At one time or another, I’ve immersed myself in everything imaginable. I’m kind of obsessive with my musical tastes. But once I started playing in bands – at about 15 or 16 – any ‘evolution’ came from what songs or type of music the band was playing. It became more practical, I suppose. Most recently, I’ve been watching a lot of gear demos on YouTube, and I am really into a German jazz guitar player named Tobias Hoffmann. He is really great, but don’t necessarily expect any German Jazz music from me.

What were some of your earliest gigs where you first cut your teeth?

When I was about 19, I played in a band called B3 at a club called Phase 2, and the opener was called Ground Zero. And I had flunked every math class I ever took in school. It was weird. [Laughs].

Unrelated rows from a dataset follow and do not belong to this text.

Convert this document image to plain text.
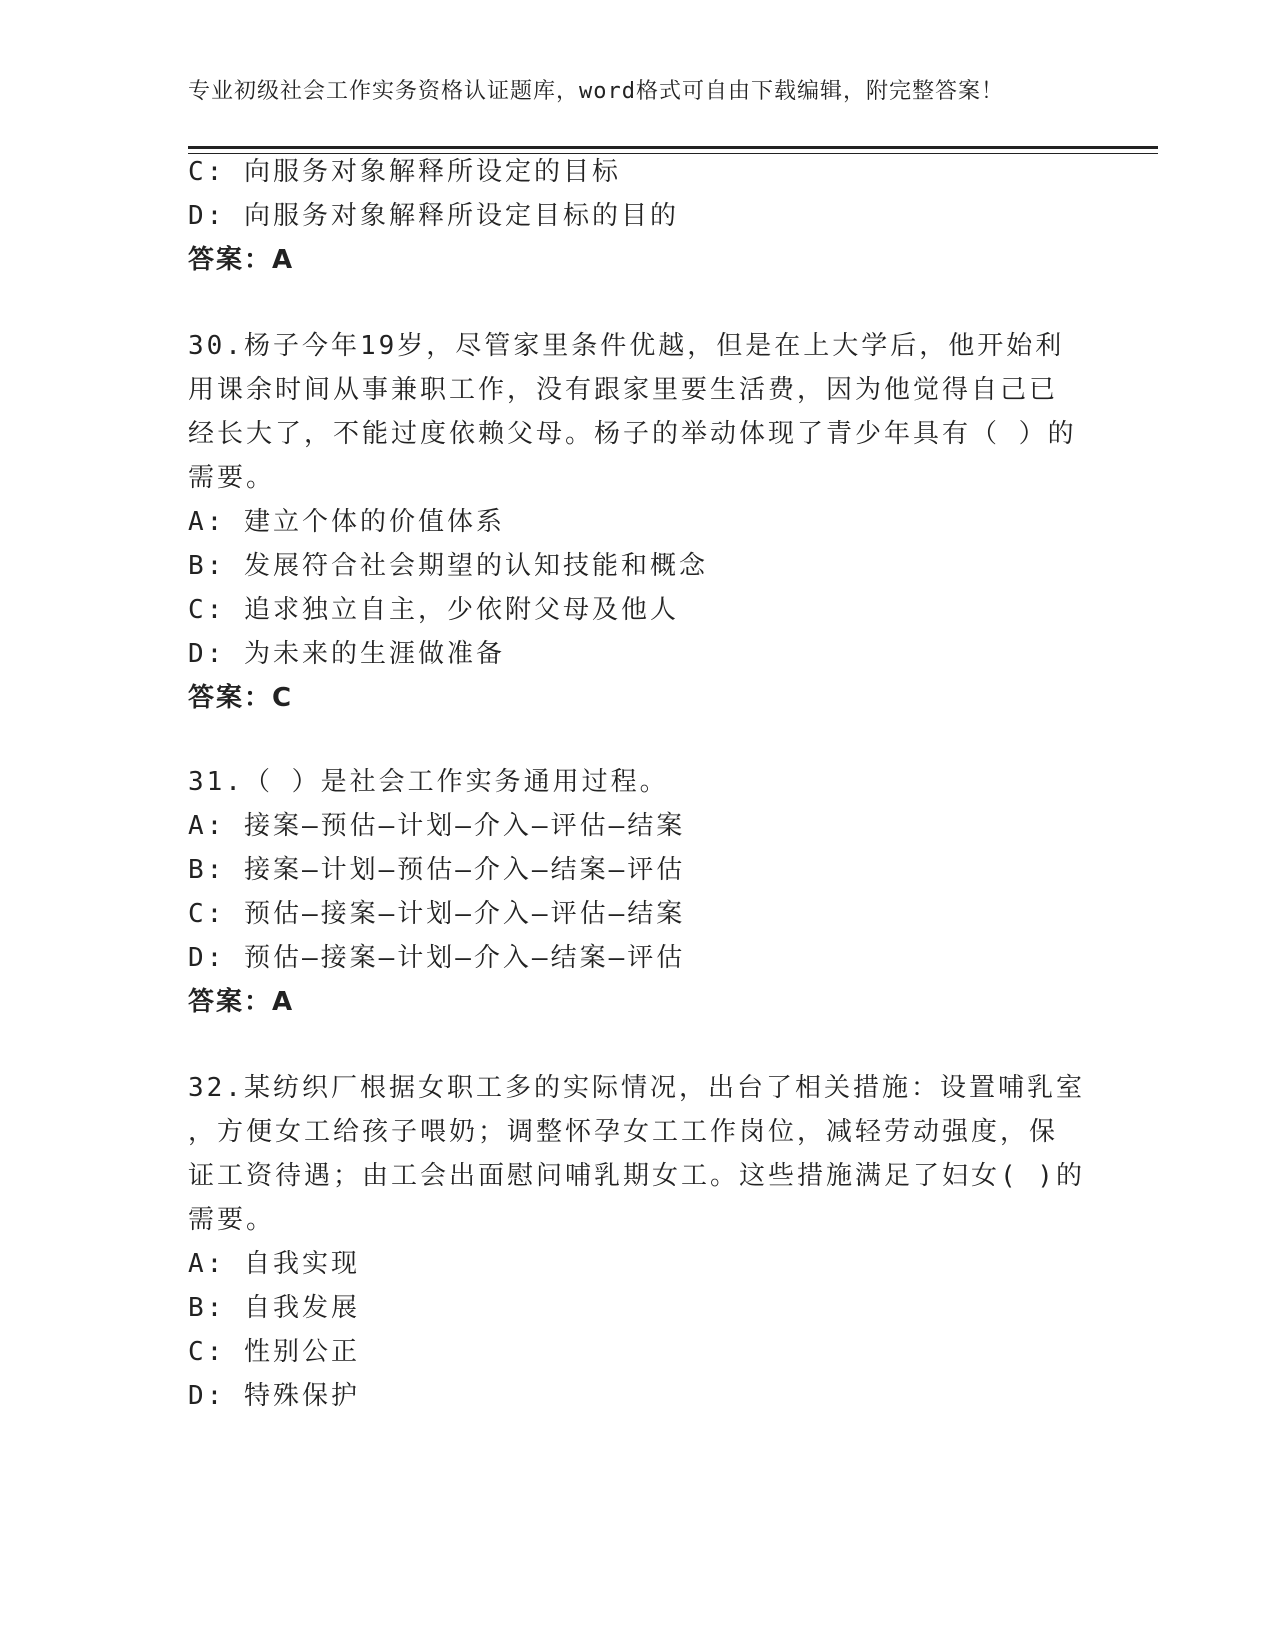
专业初级社会工作实务资格认证题库，word格式可自由下载编辑，附完整答案！
C: 向服务对象解释所设定的目标
D: 向服务对象解释所设定目标的目的
答案：A
30.杨子今年19岁，尽管家里条件优越，但是在上大学后，他开始利
用课余时间从事兼职工作，没有跟家里要生活费，因为他觉得自己已
经长大了，不能过度依赖父母。杨子的举动体现了青少年具有（ ）的
需要。
A: 建立个体的价值体系
B: 发展符合社会期望的认知技能和概念
C: 追求独立自主，少依附父母及他人
D: 为未来的生涯做准备
答案：C
31.（ ）是社会工作实务通用过程。
A: 接案—预估—计划—介入—评估—结案
B: 接案—计划—预估—介入—结案—评估
C: 预估—接案—计划—介入—评估—结案
D: 预估—接案—计划—介入—结案—评估
答案：A
32.某纺织厂根据女职工多的实际情况，出台了相关措施：设置哺乳室
，方便女工给孩子喂奶；调整怀孕女工工作岗位，减轻劳动强度，保
证工资待遇；由工会出面慰问哺乳期女工。这些措施满足了妇女( )的
需要。
A: 自我实现
B: 自我发展
C: 性别公正
D: 特殊保护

All images courtesy of Michael J. Farley Media Group

Let’s dig into your newest project, Hotsy Totsy! Tell us about its inception.

Myself and the band Hard Legs – guitarist Robb Myers and drummer Martyn Flunoy, who also plays with the Bizarros – had a show at the Rialto Theatre in Akron this past March, and Robb said, “They have a recording studio in the club. We should have them record it.” So we did, and about half the set sounded good enough to make into a record. This one is very loud, in comparison and contrast, to our last one.

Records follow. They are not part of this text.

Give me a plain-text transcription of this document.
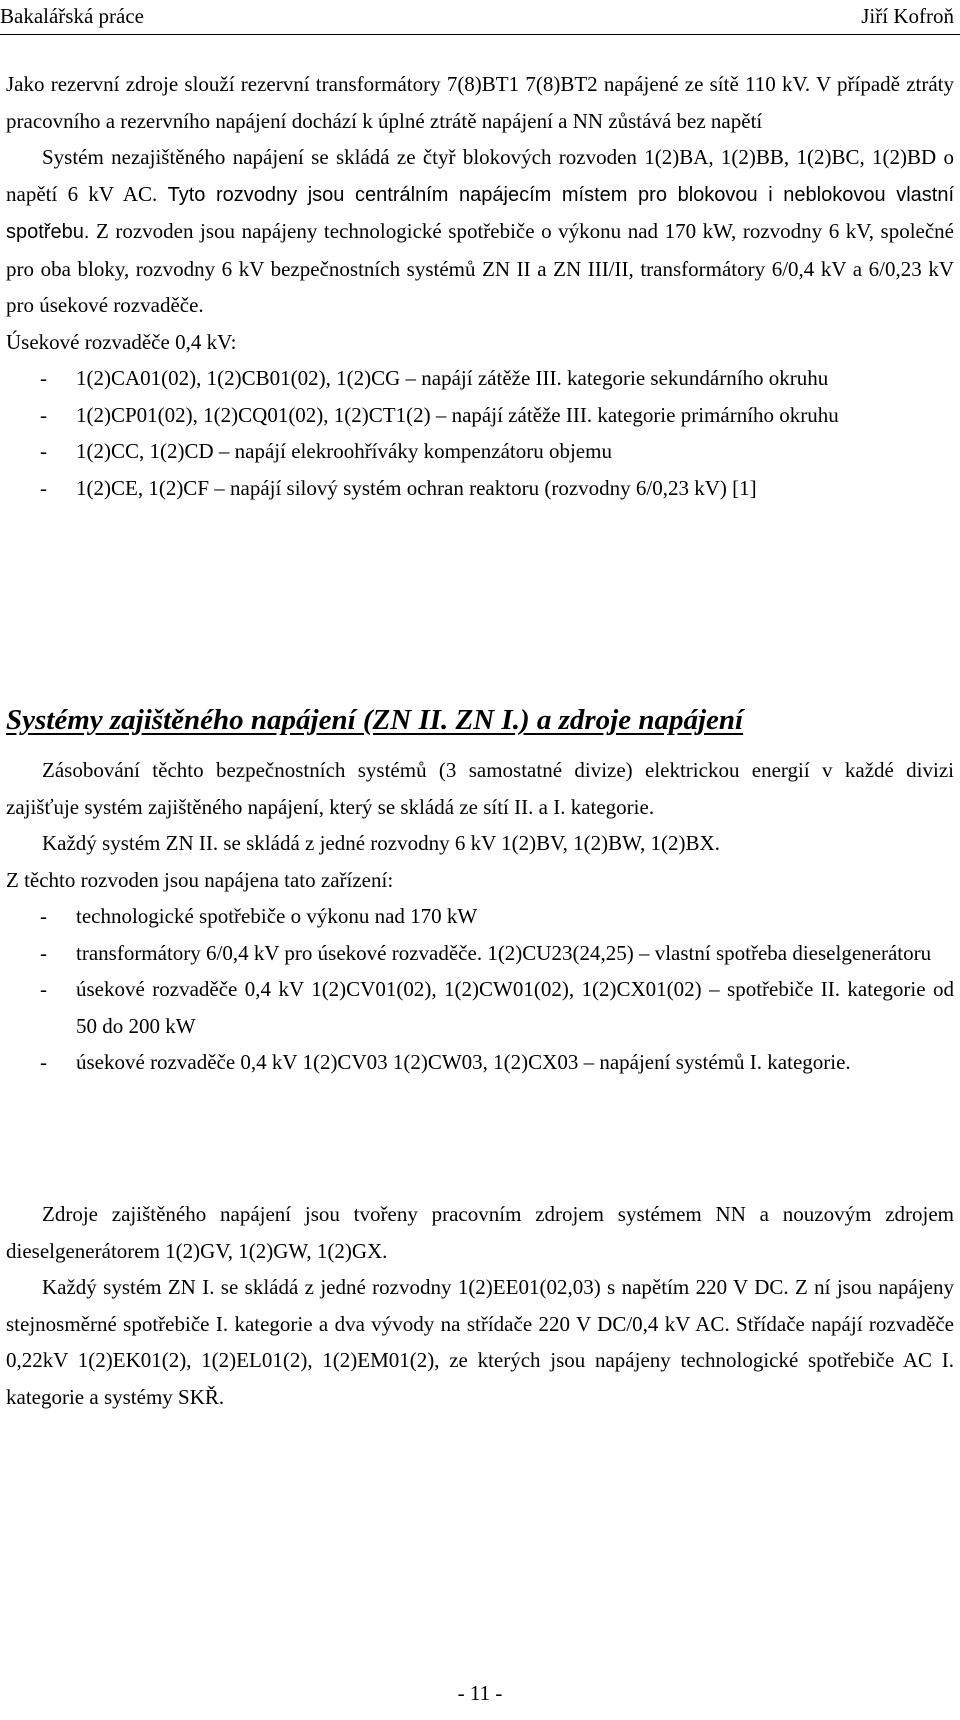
Bakalářská práce	Jiří Kofroň

Jako rezervní zdroje slouží rezervní transformátory 7(8)BT1 7(8)BT2 napájené ze sítě 110 kV. V případě ztráty pracovního a rezervního napájení dochází k úplné ztrátě napájení a NN zůstává bez napětí

Systém nezajištěného napájení se skládá ze čtyř blokových rozvoden 1(2)BA, 1(2)BB, 1(2)BC, 1(2)BD o napětí 6 kV AC. Tyto rozvodny jsou centrálním napájecím místem pro blokovou i neblokovou vlastní spotřebu. Z rozvoden jsou napájeny technologické spotřebiče o výkonu nad 170 kW, rozvodny 6 kV, společné pro oba bloky, rozvodny 6 kV bezpečnostních systémů ZN II a ZN III/II, transformátory 6/0,4 kV a 6/0,23 kV pro úsekové rozvaděče.

Úsekové rozvaděče 0,4 kV:

- 1(2)CA01(02), 1(2)CB01(02), 1(2)CG – napájí zátěže III. kategorie sekundárního okruhu
- 1(2)CP01(02), 1(2)CQ01(02), 1(2)CT1(2) – napájí zátěže III. kategorie primárního okruhu
- 1(2)CC, 1(2)CD – napájí elekroohříváky kompenzátoru objemu
- 1(2)CE, 1(2)CF – napájí silový systém ochran reaktoru (rozvodny 6/0,23 kV) [1]
Systémy zajištěného napájení (ZN II. ZN I.) a zdroje napájení

Zásobování těchto bezpečnostních systémů (3 samostatné divize) elektrickou energií v každé divizi zajišťuje systém zajištěného napájení, který se skládá ze sítí II. a I. kategorie.

Každý systém ZN II. se skládá z jedné rozvodny 6 kV 1(2)BV, 1(2)BW, 1(2)BX.

Z těchto rozvoden jsou napájena tato zařízení:

- technologické spotřebiče o výkonu nad 170 kW
- transformátory 6/0,4 kV pro úsekové rozvaděče. 1(2)CU23(24,25) – vlastní spotřeba dieselgenerátoru
- úsekové rozvaděče 0,4 kV 1(2)CV01(02), 1(2)CW01(02), 1(2)CX01(02) – spotřebiče II. kategorie od 50 do 200 kW
- úsekové rozvaděče 0,4 kV 1(2)CV03 1(2)CW03, 1(2)CX03 – napájení systémů I. kategorie.

Zdroje zajištěného napájení jsou tvořeny pracovním zdrojem systémem NN a nouzovým zdrojem dieselgenerátorem 1(2)GV, 1(2)GW, 1(2)GX.

Každý systém ZN I. se skládá z jedné rozvodny 1(2)EE01(02,03) s napětím 220 V DC. Z ní jsou napájeny stejnosměrné spotřebiče I. kategorie a dva vývody na střídače 220 V DC/0,4 kV AC. Střídače napájí rozvaděče 0,22kV 1(2)EK01(2), 1(2)EL01(2), 1(2)EM01(2), ze kterých jsou napájeny technologické spotřebiče AC I. kategorie a systémy SKŘ.

- 11 -
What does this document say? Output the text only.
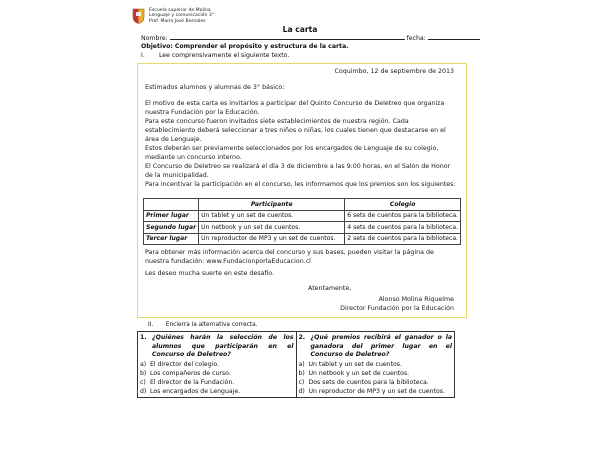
Escuela superior de Molina
Lenguaje y comunicación 3°
Prof. María José Bernales
La carta
Nombre:	fecha:
Objetivo: Comprender el propósito y estructura de la carta.
I. Lee comprensivamente el siguiente texto.
Coquimbo, 12 de septiembre de 2013
Estimados alumnos y alumnas de 3° básico:
El motivo de esta carta es invitarlos a participar del Quinto Concurso de Deletreo que organiza
nuestra Fundación por la Educación.
Para este concurso fueron invitados siete establecimientos de nuestra región. Cada
establecimiento deberá seleccionar a tres niños o niñas, los cuales tienen que destacarse en el
área de Lenguaje.
Estos deberán ser previamente seleccionados por los encargados de Lenguaje de su colegio,
mediante un concurso interno.
El Concurso de Deletreo se realizará el día 3 de diciembre a las 9:00 horas, en el Salón de Honor
de la municipalidad.
Para incentivar la participación en el concurso, les informamos que los premios son los siguientes:
	Participante	Colegio
Primer lugar	Un tablet y un set de cuentos.	6 sets de cuentos para la biblioteca.
Segundo lugar	Un netbook y un set de cuentos.	4 sets de cuentos para la biblioteca.
Tercer lugar	Un reproductor de MP3 y un set de cuentos.	2 sets de cuentos para la biblioteca.
Para obtener más información acerca del concurso y sus bases, pueden visitar la página de
nuestra fundación: www.FundacionporlaEducacion.cl
Les deseo mucha suerte en este desafío.
Atentamente,
Alonso Molina Riquelme
Director Fundación por la Educación
II. Encierra la alternativa correcta.
1. ¿Quiénes harán la selección de los alumnos que participarán en el Concurso de Deletreo?
a) El director del colegio.
b) Los compañeros de curso.
c) El director de la Fundación.
d) Los encargados de Lenguaje.

2. ¿Qué premios recibirá el ganador o la ganadora del primer lugar en el Concurso de Deletreo?
a) Un tablet y un set de cuentos.
b) Un netbook y un set de cuentos.
c) Dos sets de cuentos para la biblioteca.
d) Un reproductor de MP3 y un set de cuentos.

From a songwriting perspective, how have your collective experiences affected the music?

Hotsy Totsy! being a live album, it is made up mostly of older songs, of course. But what I really like about it – more than I thought I would – is that it’s a good representation of what we are as a band and, I guess, what I am as a songwriter. Of all my albums, this is the one I can tell people, “If you want to know what we are all about, listen to this.”

How about the production mixing side of things? Take me through that process and how the final sounds were honed in.

I brought the tracks to Don Dixon – who has produced bands like R.E.M., the Smithereens, Counting Crows, and, for some reason, us – to mix. He said the recording reminded him of The Who: Live at Leeds, and I said, “So are you saying we sound as good as the Who?” He replied, “Well, that isn’t exactly what I said.” In the end, it sounds really great. Nate Vaill at the Rialto, who recorded the show, and Don are both amazing.

All images courtesy of Michael J. Farley Media Group

What lyrical themes are you delving into, and why are those important to you?

Songwriting has always been therapeutic for me, but I think every songwriter would tell you that. I didn’t necessarily want Hotsy Totsy! to be a collection of our most recognizable songs. Because, for one thing, why bother doing that, right? I just told Don, “Make it so that everyone who didn’t come to this show, when they hear this record, wishes they had been there.”

Do you have any live shows coming up?

We have a few local shows coming up around the release date and through the end of the year. We had a big one at the Auricle in Canton on October 28 with The Got It Got It Need It and Easton Union. And another one back at the Rialto on November 5 with The John B. Free Band – all great groups you should check out. We are planning on hitting the road in a big way in 2023. I miss that a lot!

Last one. What’s next for you in all lanes?

We enjoyed working with Nate so much on this record that we have started to record our next studio album with him at the Rialto. We have basic tracks to four songs in the can right now, and it already rocks.